Everyone has opinions that they want people to hear and agree with. If you disagree, it is time for a flame war.

If you’re on YouTube, you need to call in reinforcements to survive it. If you’re on reddit, you need to write your will out, because you aren’t coming out alive.

People all seem to like arguing and disagreeing and insulting each other and hating. They seem to like putting people down and making them feel small, insignificant, stupid. They seem to think that makes them the superior person.

I’m just not like that. I have lots of strong values and opinions, of course, things that you won’t change my mind on- but the thing is, I don’t care what you think. I don’t care what you feel. I don’t care if you think my opinions are dumb- I mean, I can be sensitive and easily offended and respond badly sometimes to criticism, but that’s different than lashing out and hating people who are different than me.

I have no claim on perfection. I am not infallible. I’m probably wrong a lot. I realize this, and I am okay with it.

I am an INFP- I take things in and judge them against my moral compass and decide if they are good or bad, it’s a trait of Fi, which is my dominant function.

The things is though- I may take things in and judge them, but I judge them for ME. I don’t judge them for YOU. Because I am not you. I am myself with my own morals and thoughts and values and experiences. You’re you with your own morals thoughts and values- we won’t always agree. We may never agree at all. That’s okay. I know we are all individuals in the world and I value originality.

People who aren’t identical to myself don’t offend me. It’s people who attack me for not being identical to them that offend me.

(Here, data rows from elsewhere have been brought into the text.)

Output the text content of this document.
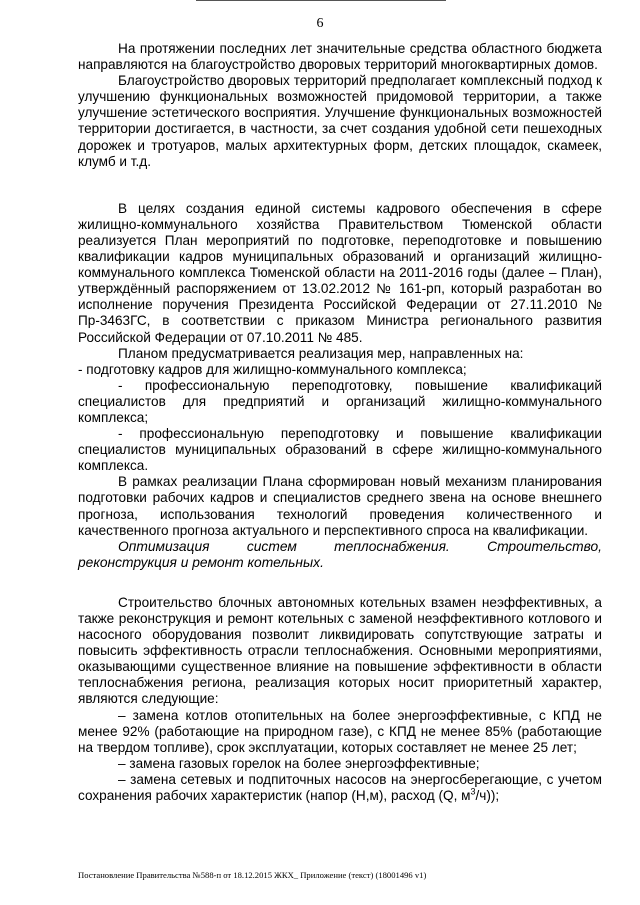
6

На протяжении последних лет значительные средства областного бюджета направляются на благоустройство дворовых территорий многоквартирных домов.

Благоустройство дворовых территорий предполагает комплексный подход к улучшению функциональных возможностей придомовой территории, а также улучшение эстетического восприятия. Улучшение функциональных возможностей территории достигается, в частности, за счет создания удобной сети пешеходных дорожек и тротуаров, малых архитектурных форм, детских площадок, скамеек, клумб и т.д.

В целях создания единой системы кадрового обеспечения в сфере жилищно-коммунального хозяйства Правительством Тюменской области реализуется План мероприятий по подготовке, переподготовке и повышению квалификации кадров муниципальных образований и организаций жилищно-коммунального комплекса Тюменской области на 2011-2016 годы (далее – План), утверждённый распоряжением от 13.02.2012 № 161-рп, который разработан во исполнение поручения Президента Российской Федерации от 27.11.2010 № Пр-3463ГС, в соответствии с приказом Министра регионального развития Российской Федерации от 07.10.2011 № 485.

Планом предусматривается реализация мер, направленных на:

- подготовку кадров для жилищно-коммунального комплекса;

- профессиональную переподготовку, повышение квалификаций специалистов для предприятий и организаций жилищно-коммунального комплекса;

- профессиональную переподготовку и повышение квалификации специалистов муниципальных образований в сфере жилищно-коммунального комплекса.

В рамках реализации Плана сформирован новый механизм планирования подготовки рабочих кадров и специалистов среднего звена на основе внешнего прогноза, использования технологий проведения количественного и качественного прогноза актуального и перспективного спроса на квалификации.

Оптимизация систем теплоснабжения. Строительство, реконструкция и ремонт котельных.

Строительство блочных автономных котельных взамен неэффективных, а также реконструкция и ремонт котельных с заменой неэффективного котлового и насосного оборудования позволит ликвидировать сопутствующие затраты и повысить эффективность отрасли теплоснабжения. Основными мероприятиями, оказывающими существенное влияние на повышение эффективности в области теплоснабжения региона, реализация которых носит приоритетный характер, являются следующие:

– замена котлов отопительных на более энергоэффективные, с КПД не менее 92% (работающие на природном газе), с КПД не менее 85% (работающие на твердом топливе), срок эксплуатации, которых составляет не менее 25 лет;

– замена газовых горелок на более энергоэффективные;

– замена сетевых и подпиточных насосов на энергосберегающие, с учетом сохранения рабочих характеристик (напор (H,м), расход (Q, $м^3/ч$));

Постановление Правительства №588-п от 18.12.2015 ЖКХ_ Приложение (текст) (18001496 v1)
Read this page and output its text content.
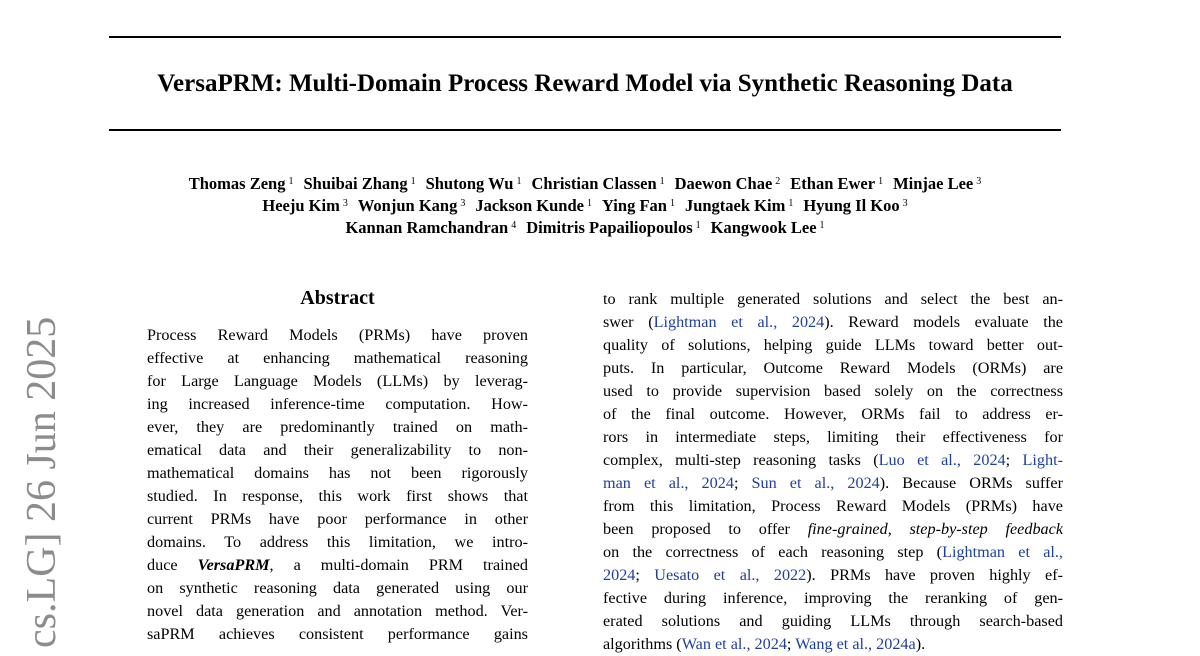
VersaPRM: Multi-Domain Process Reward Model via Synthetic Reasoning Data
Thomas Zeng $^1$ Shuibai Zhang $^1$ Shutong Wu $^1$ Christian Classen $^1$ Daewon Chae $^2$ Ethan Ewer $^1$ Minjae Lee $^3$
Heeju Kim $^3$ Wonjun Kang $^3$ Jackson Kunde $^1$ Ying Fan $^1$ Jungtaek Kim $^1$ Hyung Il Koo $^3$
Kannan Ramchandran $^4$ Dimitris Papailiopoulos $^1$ Kangwook Lee $^1$
cs.LG] 26 Jun 2025
Abstract
Process Reward Models (PRMs) have proven
effective at enhancing mathematical reasoning
for Large Language Models (LLMs) by leverag-
ing increased inference-time computation. How-
ever, they are predominantly trained on math-
ematical data and their generalizability to non-
mathematical domains has not been rigorously
studied. In response, this work first shows that
current PRMs have poor performance in other
domains. To address this limitation, we intro-
duce VersaPRM, a multi-domain PRM trained
on synthetic reasoning data generated using our
novel data generation and annotation method. Ver-
saPRM achieves consistent performance gains
to rank multiple generated solutions and select the best an-
swer (Lightman et al., 2024). Reward models evaluate the
quality of solutions, helping guide LLMs toward better out-
puts. In particular, Outcome Reward Models (ORMs) are
used to provide supervision based solely on the correctness
of the final outcome. However, ORMs fail to address er-
rors in intermediate steps, limiting their effectiveness for
complex, multi-step reasoning tasks (Luo et al., 2024; Light-
man et al., 2024; Sun et al., 2024). Because ORMs suffer
from this limitation, Process Reward Models (PRMs) have
been proposed to offer fine-grained, step-by-step feedback
on the correctness of each reasoning step (Lightman et al.,
2024; Uesato et al., 2022). PRMs have proven highly ef-
fective during inference, improving the reranking of gen-
erated solutions and guiding LLMs through search-based
algorithms (Wan et al., 2024; Wang et al., 2024a).
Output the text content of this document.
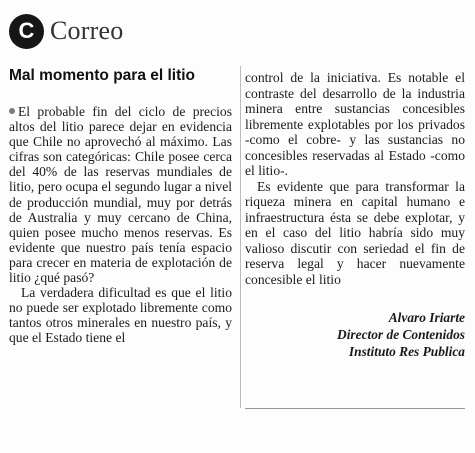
C Correo
Mal momento para el litio

El probable fin del ciclo de precios altos del litio parece dejar en evidencia que Chile no aprovechó al máximo. Las cifras son categóricas: Chile posee cerca del 40% de las reservas mundiales de litio, pero ocupa el segundo lugar a nivel de producción mundial, muy por detrás de Australia y muy cercano de China, quien posee mucho menos reservas. Es evidente que nuestro país tenía espacio para crecer en materia de explotación de litio ¿qué pasó?

La verdadera dificultad es que el litio no puede ser explotado libremente como tantos otros minerales en nuestro país, y que el Estado tiene el

control de la iniciativa. Es notable el contraste del desarrollo de la industria minera entre sustancias concesibles libremente explotables por los privados -como el cobre- y las sustancias no concesibles reservadas al Estado -como el litio-.

Es evidente que para transformar la riqueza minera en capital humano e infraestructura ésta se debe explotar, y en el caso del litio habría sido muy valioso discutir con seriedad el fin de reserva legal y hacer nuevamente concesible el litio

Alvaro Iriarte
Director de Contenidos
Instituto Res Publica
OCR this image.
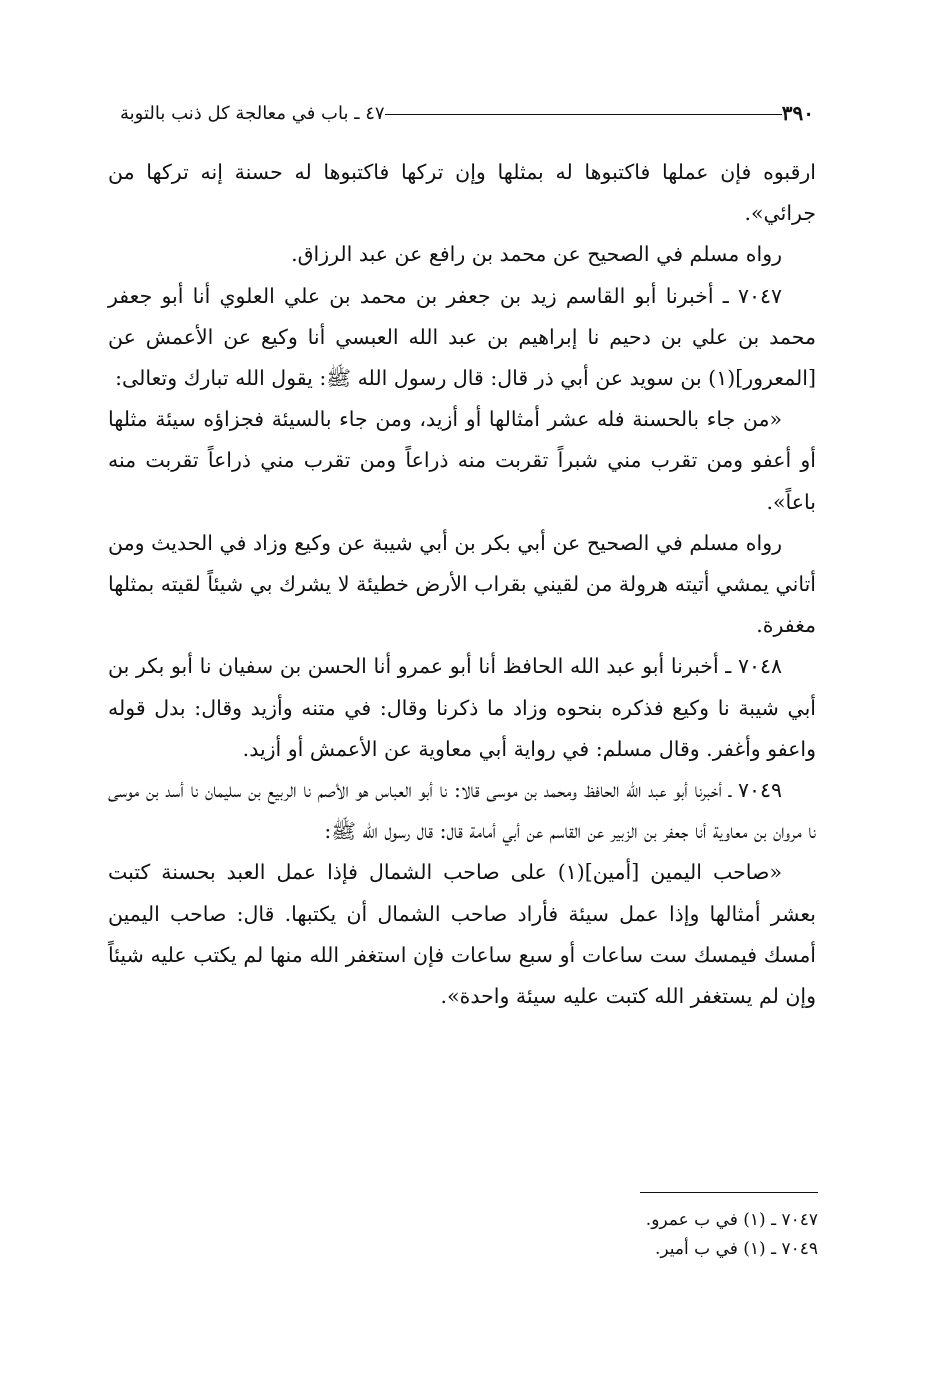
٣٩٠
٤٧ ـ باب في معالجة كل ذنب بالتوبة

ارقبوه فإن عملها فاكتبوها له بمثلها وإن تركها فاكتبوها له حسنة إنه تركها من جرائي».

رواه مسلم في الصحيح عن محمد بن رافع عن عبد الرزاق.

٧٠٤٧ ـ أخبرنا أبو القاسم زيد بن جعفر بن محمد بن علي العلوي أنا أبو جعفر محمد بن علي بن دحيم نا إبراهيم بن عبد الله العبسي أنا وكيع عن الأعمش عن [المعرور](١) بن سويد عن أبي ذر قال: قال رسول الله ﷺ: يقول الله تبارك وتعالى:

«من جاء بالحسنة فله عشر أمثالها أو أزيد، ومن جاء بالسيئة فجزاؤه سيئة مثلها أو أعفو ومن تقرب مني شبراً تقربت منه ذراعاً ومن تقرب مني ذراعاً تقربت منه باعاً».

رواه مسلم في الصحيح عن أبي بكر بن أبي شيبة عن وكيع وزاد في الحديث ومن أتاني يمشي أتيته هرولة من لقيني بقراب الأرض خطيئة لا يشرك بي شيئاً لقيته بمثلها مغفرة.

٧٠٤٨ ـ أخبرنا أبو عبد الله الحافظ أنا أبو عمرو أنا الحسن بن سفيان نا أبو بكر بن أبي شيبة نا وكيع فذكره بنحوه وزاد ما ذكرنا وقال: في متنه وأزيد وقال: بدل قوله واعفو وأغفر. وقال مسلم: في رواية أبي معاوية عن الأعمش أو أزيد.

٧٠٤٩ ـ أخبرنا أبو عبد الله الحافظ ومحمد بن موسى قالا: نا أبو العباس هو الأصم نا الربيع بن سليمان نا أسد بن موسى نا مروان بن معاوية أنا جعفر بن الزبير عن القاسم عن أبي أمامة قال: قال رسول الله ﷺ:

«صاحب اليمين [أمين](١) على صاحب الشمال فإذا عمل العبد بحسنة كتبت بعشر أمثالها وإذا عمل سيئة فأراد صاحب الشمال أن يكتبها. قال: صاحب اليمين أمسك فيمسك ست ساعات أو سبع ساعات فإن استغفر الله منها لم يكتب عليه شيئاً وإن لم يستغفر الله كتبت عليه سيئة واحدة».

٧٠٤٧ ـ (١) في ب عمرو.

٧٠٤٩ ـ (١) في ب أمير.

In the end, in the grand scheme of things, when it’s all said and done will be people look back and say, “Yeah, that Cass, she had some great views, didn’t she?”

No, they won’t. They won’t even remember my name.

In the end, I am but a person. Just another person who exists with all the other people who have all their opinions and thoughts and views just as I do, and there is nothing to distinguish it all in the history books.

In the end, my opinions are really quite useless.

But they’re still mine.

So… that’s why I called this blog “Cass’s Useless Opinions”.